Though rocket fire has long disrupted life in small Israeli border towns since then, the killing of an Israeli on Wednesday, the first such death since May, has increased public pressure on Olmert's already unpopular coalition government to act.

Hamas has also raised the stakes by firing Soviet-designed Katyusha missiles, more powerful and accurate than improvised Gazan Qassams, to strike the much larger city of Ashkelon.

Visiting there, Defense Minister Ehud Barak said an Israeli response was "required" and that "Hamas bears responsibility for this deterioration and it will also bear the results."

Ismail Haniyeh, the Hamas leader who was Abbas's prime minister until June, told supporters: "This is a proof of Israel's pre-planned aggressive intentions against our people. "They want the world to condemn what they call the Holocaust and now they are threatening our people with a holocaust."

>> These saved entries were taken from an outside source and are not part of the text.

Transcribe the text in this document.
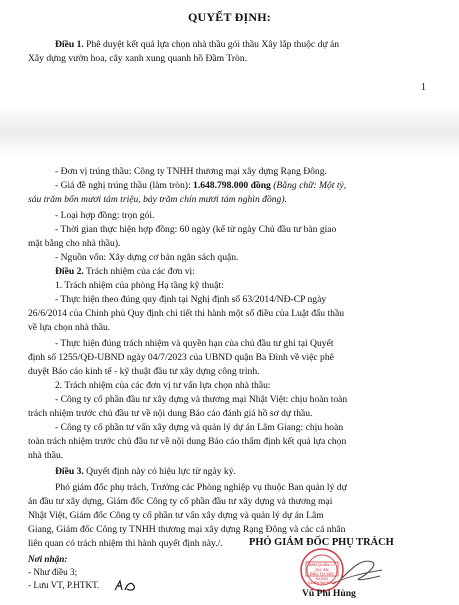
QUYẾT ĐỊNH:
Điều 1. Phê duyệt kết quả lựa chọn nhà thầu gói thầu Xây lắp thuộc dự án
Xây dựng vườn hoa, cây xanh xung quanh hồ Đầm Tròn.
1
- Đơn vị trúng thầu: Công ty TNHH thương mại xây dựng Rạng Đông.
- Giá đề nghị trúng thầu (làm tròn): 1.648.798.000 đồng (Bằng chữ: Một tỷ,
sáu trăm bốn mươi tám triệu, bảy trăm chín mươi tám nghìn đồng).
- Loại hợp đồng: trọn gói.
- Thời gian thực hiện hợp đồng: 60 ngày (kể từ ngày Chủ đầu tư bàn giao
mặt bằng cho nhà thầu).
- Nguồn vốn: Xây dựng cơ bản ngân sách quận.
Điều 2. Trách nhiệm của các đơn vị:
1. Trách nhiệm của phòng Hạ tầng kỹ thuật:
- Thực hiện theo đúng quy định tại Nghị định số 63/2014/NĐ-CP ngày
26/6/2014 của Chính phủ Quy định chi tiết thi hành một số điều của Luật đấu thầu
về lựa chọn nhà thầu.
- Thực hiện đúng trách nhiệm và quyền hạn của chủ đầu tư ghi tại Quyết
định số 1255/QĐ-UBND ngày 04/7/2023 của UBND quận Ba Đình về việc phê
duyệt Báo cáo kinh tế - kỹ thuật đầu tư xây dựng công trình.
2. Trách nhiệm của các đơn vị tư vấn lựa chọn nhà thầu:
- Công ty cổ phần đầu tư xây dựng và thương mại Nhật Việt: chịu hoàn toàn
trách nhiệm trước chủ đầu tư về nội dung Báo cáo đánh giá hồ sơ dự thầu.
- Công ty cổ phần tư vấn xây dựng và quản lý dự án Lâm Giang: chịu hoàn
toàn trách nhiệm trước chủ đầu tư về nội dung Báo cáo thẩm định kết quả lựa chọn
nhà thầu.
Điều 3. Quyết định này có hiệu lực từ ngày ký.
Phó giám đốc phụ trách, Trưởng các Phòng nghiệp vụ thuộc Ban quản lý dự
án đầu tư xây dựng, Giám đốc Công ty cổ phần đầu tư xây dựng và thương mại
Nhật Việt, Giám đốc Công ty cổ phần tư vấn xây dựng và quản lý dự án Lâm
Giang, Giám đốc Công ty TNHH thương mại xây dựng Rạng Đông và các cá nhân
liên quan có trách nhiệm thi hành quyết định này./.
Nơi nhận:
- Như điều 3;
- Lưu VT, P.HTKT.
PHÓ GIÁM ĐỐC PHỤ TRÁCH
BAN QUẢN LÝ DỰ ÁN
ĐẦU TƯ XÂY DỰNG
QUẬN BA ĐÌNH
Vũ Phi Hùng
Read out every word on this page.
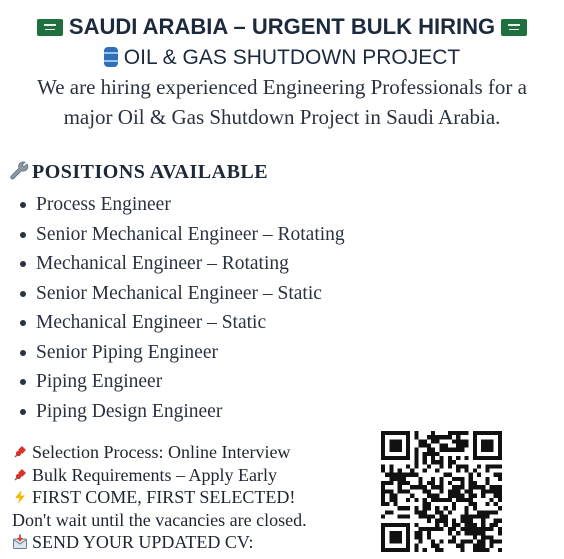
SAUDI ARABIA – URGENT BULK HIRING
OIL & GAS SHUTDOWN PROJECT
We are hiring experienced Engineering Professionals for a
major Oil & Gas Shutdown Project in Saudi Arabia.
POSITIONS AVAILABLE
Process Engineer
Senior Mechanical Engineer – Rotating
Mechanical Engineer – Rotating
Senior Mechanical Engineer – Static
Mechanical Engineer – Static
Senior Piping Engineer
Piping Engineer
Piping Design Engineer
Selection Process: Online Interview
Bulk Requirements – Apply Early
FIRST COME, FIRST SELECTED!
Don't wait until the vacancies are closed.
SEND YOUR UPDATED CV:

According to Israel's Yedioth Ahronoth newspaper, Barak has sought to prepare the way for an offensive by sending confidential messages to world leaders, including Rice. "Israel is not keen on and rushing for an offensive, but Hamas is leaving us no choice," Barak told them, Yedioth said.

However, chastened by his 2006 war against Hezbollah in Lebanon, Olmert is wary of an operation that would incur more casualties when Israel is reluctant to re-occupy Gaza long-term.

Rice has voiced concern for Palestinian civilian deaths but stopped short of calling for Israeli restraint. Officials say she will make clear support for Israel's right to defend itself.